Quelle méthode appliquer ?
Alors même que les risques de perte de capitaux liés au climat sont 12 fois supérieurs aux risques liés aux subprimes en 2008, les entreprises ont tout intérêt à prendre en compte ces données extra-financières, que ce soit pour mieux évaluer leur valeur patrimoniale ou leur valeur sur leur marché. " Il y a nécessité à compter différemment notre progrès. On ne peut plus continuer à se baser sur les points de croissance du PIB tel qu'il est calculé aujourd'hui " , estimait Corinne Lepage, coprésidente du Mouvement des entrepreneurs de la nouvelle économie, lors de ce colloque.
Plusieurs écueils apparaissent toutefois. Tout d'abord, dans la façon même de calculer et mesurer la performance. " Tout ce qui n'est pas traduit en unité monétaire aujourd'hui est sous-dimensionné dans l'entreprise , déplore Patrick de Cambourg, président de l'Autorité des normes comptables (ANC). Ce surdimensionnement de la vision monétaire est naturel, mais on voit bien que la part qui n'est pas comptabilisée, c'est-à-dire tout le spectre de l'immatériel, pas seulement les données environnementales, s'accroît. Et avec elle, l'écart entre la valeur mesurée des entreprises et la valeur boursière. " Il n'y a donc pas de connectivité entre le financier et l'extra-financier.
" La difficulté que nous rencontrons au sein des services financiers des entreprises est que, malgré la multiplication des projets et actions de développement durable mis en oeuvre, nous ne sommes pas capables de les mesurer comptablement et d'en estimer la valeur ", explique Sylvie Dalmazzo, CFO du groupe Pernod Ricard. C'est pourquoi le groupe a fait partie de l'initiative de test collectif de la méthode CARE en région PACA (voir encadré) afin d'évaluer si une normalisation comptable pour avoir un process commun avec un objectif commun était possible déjà à l'échelle d'une zone définie. " Grâce à ce test, la démarche CARE nous semble claire et déployable à l'échelle du groupe, ce qui nous permettra de mieux gérer nos engagements et, surtout, de les valoriser."
En effet, le modèle CARE reprend à son compte les principes de la comptabilité traditionnelle pour l'étendre aux capitaux naturels et humains. Pour obtenir un profit intégrant les coûts relatifs au développement durable, CARE généralise la notion de profit selon laquelle celui-ci représente le montant maximum que l'on peut dépenser sur une période, tout en maintenant le capital. La méthode vise ainsi à concevoir un profit qui ne dégrade pas les capitaux naturels, humains et financiers de l'organisation.
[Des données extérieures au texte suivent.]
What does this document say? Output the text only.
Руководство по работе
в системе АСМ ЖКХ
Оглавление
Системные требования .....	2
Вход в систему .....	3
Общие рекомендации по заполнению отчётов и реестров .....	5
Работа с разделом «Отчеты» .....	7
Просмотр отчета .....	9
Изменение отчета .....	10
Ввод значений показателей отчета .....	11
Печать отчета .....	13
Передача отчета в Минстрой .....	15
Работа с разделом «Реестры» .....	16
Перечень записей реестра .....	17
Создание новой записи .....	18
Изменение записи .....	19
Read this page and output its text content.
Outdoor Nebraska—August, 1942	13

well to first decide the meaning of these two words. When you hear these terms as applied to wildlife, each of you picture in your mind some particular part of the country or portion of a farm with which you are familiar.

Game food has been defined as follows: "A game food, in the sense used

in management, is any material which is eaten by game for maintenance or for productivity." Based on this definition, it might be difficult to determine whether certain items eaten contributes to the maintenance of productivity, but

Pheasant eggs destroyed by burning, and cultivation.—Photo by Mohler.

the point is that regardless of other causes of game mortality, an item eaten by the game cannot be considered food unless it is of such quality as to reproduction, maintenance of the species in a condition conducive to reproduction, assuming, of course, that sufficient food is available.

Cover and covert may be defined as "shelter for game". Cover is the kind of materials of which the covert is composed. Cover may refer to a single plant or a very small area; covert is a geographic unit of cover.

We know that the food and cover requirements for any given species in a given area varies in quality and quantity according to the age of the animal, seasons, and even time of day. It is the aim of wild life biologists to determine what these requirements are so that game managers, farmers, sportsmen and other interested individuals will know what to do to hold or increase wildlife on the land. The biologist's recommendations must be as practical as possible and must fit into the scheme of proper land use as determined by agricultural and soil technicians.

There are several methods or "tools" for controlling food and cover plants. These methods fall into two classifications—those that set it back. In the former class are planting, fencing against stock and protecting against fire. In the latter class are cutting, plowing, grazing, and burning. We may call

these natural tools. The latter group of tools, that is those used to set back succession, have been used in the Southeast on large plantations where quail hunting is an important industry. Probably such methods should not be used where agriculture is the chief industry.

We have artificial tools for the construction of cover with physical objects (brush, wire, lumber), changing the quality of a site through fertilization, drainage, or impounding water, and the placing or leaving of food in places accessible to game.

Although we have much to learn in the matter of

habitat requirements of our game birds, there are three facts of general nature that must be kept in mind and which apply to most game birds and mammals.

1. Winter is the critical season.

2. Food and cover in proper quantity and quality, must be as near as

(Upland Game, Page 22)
Cependant, cela ne résout pas le deuxième écueil, qui concerne les données elles-mêmes. En effet, pour traduire les données de gestion en reportings clairs, il y a un premier distinguo à faire entre les données sociales, disponibles et explicites, et les données environnementales, qui représentent un vaste chantier en termes de traitement. " On se retrouve à manipuler des données et des requêtes complexes. L'enjeu est donc d'arriver à industrialiser le reporting. Cela passe par nos contrôleurs de gestion et nos comptables. Les services ont besoin d'être acculturés RSE pour parler le même langage et construire de façon intelligible le SI comptable ", indique Muriel Duguay, responsable des projets RSE au sein du groupe Onet.
Corinne Baudoin, représentante de la Société française des analystes financiers (SFAF), dresse peu ou prou le même constat : " Avec un engouement croissant pour les analyses extra-financières, le reporting extra-financier est aujourd'hui pléthorique mais lacunaire. " Et malgré une harmonisation bénéfique au niveau européen, depuis l'entrée en vigueur de la nouvelle DPEF (Déclaration de performance extra-financière), elle regrette un manque de normalisation au niveau des indicateurs : " Il y aura de vrais changements lorsque les états comptables rendront compte des analyses extra-financières. "
Faut-il normaliser ?
La connectivité manquante entre le financier et l'extra-financier pourrait exister par le biais d'une nouvelle norme comptable, la valorisation financière permettant d'apporter un certain pragmatisme à l'approche RSE. Mais développer une méthode comptable, en tant qu'outil, pour que les externalités soient mesurées et visibles au bilan comptable des entreprises est une chose, pour autant faut-il légiférer? Si la loi Pacte, qui introduit la notion d'objet social de l'entreprise, tend à donner plus de corps législatif à ces problématiques, il ne faut pas oublier que les entreprises demandent moins de normes et moins de fiscalité !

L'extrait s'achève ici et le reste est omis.